I żyli długo i szczęśliwie

„I żyli długo i szczęśliwie” – tak wygląda najbardziej popularne zakończenie bajek traktujących o miłości, która poprzez góry, doły, tysiąc zakrętów, przewroty z obrotem i jazdę bez trzymanki w końcu dotarła do upragnionego celu. Celem tym jest rzecz jasna połączenie się w szczęśliwą parę, niekoniecznie związaną związkiem małżeńskim, ale na pewno jakimś tam, mniej lub bardziej ściśle zasupełkowanym związkiem.
/ 10.06.2010 07:38

„I żyli długo i szczęśliwie” – tak wygląda najbardziej popularne zakończenie bajek traktujących o miłości, która poprzez góry, doły, tysiąc zakrętów, przewroty z obrotem i jazdę bez trzymanki w końcu dotarła do upragnionego celu. Celem tym jest rzecz jasna połączenie się w szczęśliwą parę, niekoniecznie związaną związkiem małżeńskim, ale na pewno jakimś tam, mniej lub bardziej ściśle zasupełkowanym związkiem.

Bajka kończy się sakramentalnym „i żyli długo i szczęśliwie”, które pozostawia wielkie i nieograniczone pole do popisu dla naszej wyobraźni. Jak będzie wyglądało to „długo i szczęśliwie” królewicza na białym rumaku (albo czarnym, cóż to szkodzi) przybyłym z daleka, który porywa w swój świat bajkowy Kopciuszka lub inną waleczną Dziewicę Orleańską?

Jakoś nigdy bajki nie kończą się recydywistycznym „i żyli krótko i nieszczęśliwie”. Bo tak bajki z nieustalonej reguły kończyć się po prostu nie mogą. Nie powinny. Taki koniec zarezerwowany jest dla prozy życia, nie dla baśniowych przypowieści.
Koniec jak z bajki zdarza się nielicznym szczęśliwcom i tylko potwierdza regułę.
Bo w życiu jest, jak już wyżej wspomniałam albo „krótko i nieszczęśliwie” – to przypadek drastycznie pechowy, albo ”krótko i szczęśliwie” – jak się dobrze zastanowić to jest to jeszcze bardziej tragiczne, niż wersja pierwsza.
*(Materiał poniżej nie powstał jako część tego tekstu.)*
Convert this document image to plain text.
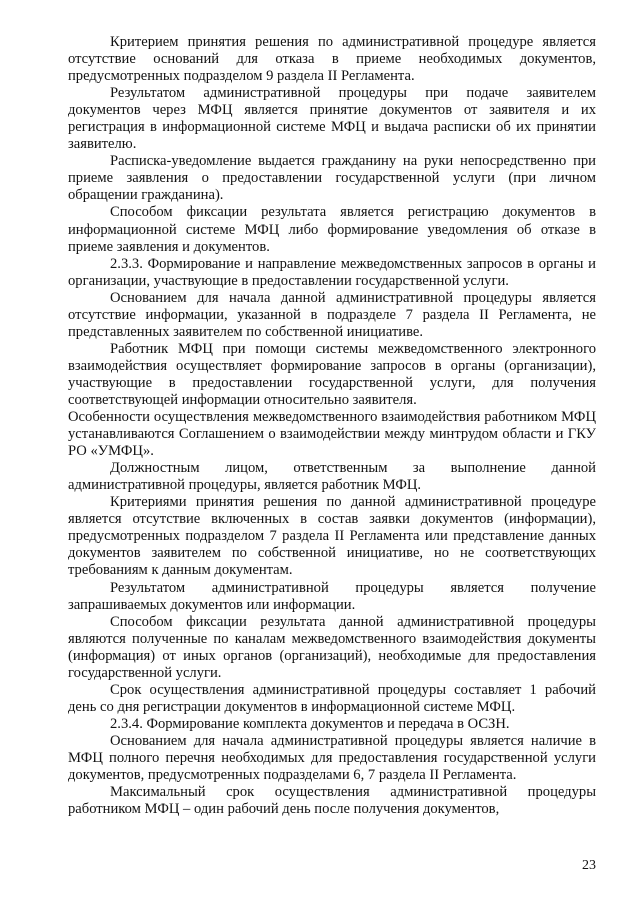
Критерием принятия решения по административной процедуре является отсутствие оснований для отказа в приеме необходимых документов, предусмотренных подразделом 9 раздела II Регламента.

Результатом административной процедуры при подаче заявителем документов через МФЦ является принятие документов от заявителя и их регистрация в информационной системе МФЦ и выдача расписки об их принятии заявителю.

Расписка-уведомление выдается гражданину на руки непосредственно при приеме заявления о предоставлении государственной услуги (при личном обращении гражданина).

Способом фиксации результата является регистрацию документов в информационной системе МФЦ либо формирование уведомления об отказе в приеме заявления и документов.

2.3.3. Формирование и направление межведомственных запросов в органы и организации, участвующие в предоставлении государственной услуги.

Основанием для начала данной административной процедуры является отсутствие информации, указанной в подразделе 7 раздела II Регламента, не представленных заявителем по собственной инициативе.

Работник МФЦ при помощи системы межведомственного электронного взаимодействия осуществляет формирование запросов в органы (организации), участвующие в предоставлении государственной услуги, для получения соответствующей информации относительно заявителя.

Особенности осуществления межведомственного взаимодействия работником МФЦ устанавливаются Соглашением о взаимодействии между минтрудом области и ГКУ РО «УМФЦ».

Должностным лицом, ответственным за выполнение данной административной процедуры, является работник МФЦ.

Критериями принятия решения по данной административной процедуре является отсутствие включенных в состав заявки документов (информации), предусмотренных подразделом 7 раздела II Регламента или представление данных документов заявителем по собственной инициативе, но не соответствующих требованиям к данным документам.

Результатом административной процедуры является получение запрашиваемых документов или информации.

Способом фиксации результата данной административной процедуры являются полученные по каналам межведомственного взаимодействия документы (информация) от иных органов (организаций), необходимые для предоставления государственной услуги.

Срок осуществления административной процедуры составляет 1 рабочий день со дня регистрации документов в информационной системе МФЦ.

2.3.4. Формирование комплекта документов и передача в ОСЗН.

Основанием для начала административной процедуры является наличие в МФЦ полного перечня необходимых для предоставления государственной услуги документов, предусмотренных подразделами 6, 7 раздела II Регламента.

Максимальный срок осуществления административной процедуры работником МФЦ – один рабочий день после получения документов,

23
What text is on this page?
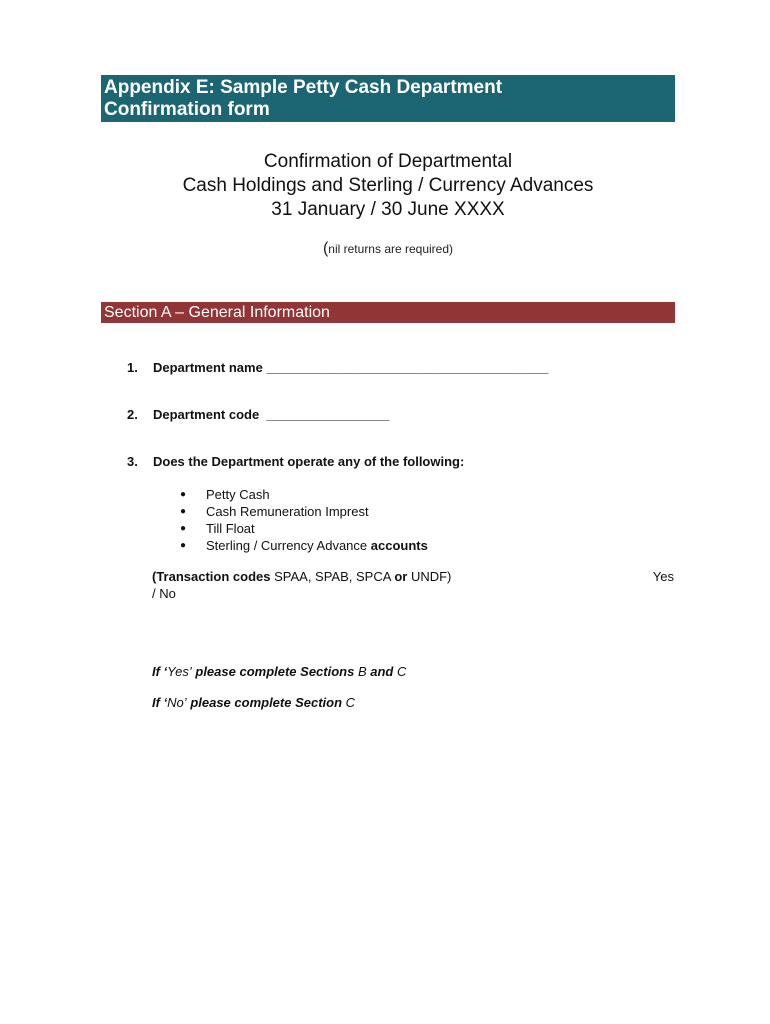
Appendix E: Sample Petty Cash Department
Confirmation form
Confirmation of Departmental
Cash Holdings and Sterling / Currency Advances
31 January / 30 June XXXX
(nil returns are required)
Section A – General Information
1. Department name _______________________________________
2. Department code _________________
3. Does the Department operate any of the following:
● Petty Cash
● Cash Remuneration Imprest
● Till Float
● Sterling / Currency Advance accounts
(Transaction codes SPAA, SPAB, SPCA or UNDF)	Yes
/ No
If ‘Yes’ please complete Sections B and C
If ‘No’ please complete Section C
Może też być „długo i nieszczęśliwie” – ojej, zmieniam zdanie, to jest o wiele bardziej przerażające od poprzedniego wariantu.
Co możliwość, to mniej ciekawa przyszłość. Ech, życie, życie…
Pozostańmy więc przy oryginalnym „długo i szczęśliwie” i pozwólmy bajkom na rozpostarcie skrzydeł marzeń i życiowego optymizmu.
Takimi optymistycznymi i dającymi nadzieję na lepsze jutro bajkami, mającymi za zadanie wpoić w przyszłe pokolenia od samej kołyski wiarę w sens miłości, związków międzyludzkich i rodziny zachwycano się kiedyś na szeroką skalę. Dzisiaj ździebko mniej, a to za sprawą bardziej „mocnych w gębie” i z lepszą siłą przebicia mediów (prasa, Internet).
Współczesną bajkę o idealnej rodzinie, co to wciąż wytrwale „”żyje długo i szczęśliwie” uprawia zawodowo na międzyplanetarną skalę familia Jolie – Pitt. Jak w bajce, po wielu przeciwnościach losu i życiowych perypetiach (ex narzeczone, ex związki) jakoś zdołali dostosować wspólny krok do nowej drogi życia, adoptowali tuzin dzieci ze wszystkich zakątków ziemi, sami osobiście powili ich trójkę w tym bliźnięta.
Dbają o wartości rodziny. Snują przypowieści o dobru dzieci. Bajdurzą o wartościach, o priorytetach ballady nucą. Jest czego posłuchać, co pooglądać.
No i nagle w bajkowy reality show Angeliny i Brad’a wkrada się plansza z bezlitosnym „Przepraszamy za usterki, za chwilę dalszy ciąg programu”. Coś zgrzytnęło. Kryzys małżeński. Świat o nim trąbi fanfarami mediów. Uff. Zażegnany. Jeszcze nie tym razem. To jeszcze nie koniec bajki. Mamy szansę na obejrzenie jeszcze doprodukowywanych na bieżąco odcinków telenoweli.
Jak długo potrwa? Ile serii zdołają jeszcze wyprodukować. Tego nie wie nikt. Nawet oni sami. Bajki bajkami, a życie robi swoje. No niestety.
Ale, może, jednak… Wierzycie w bajki?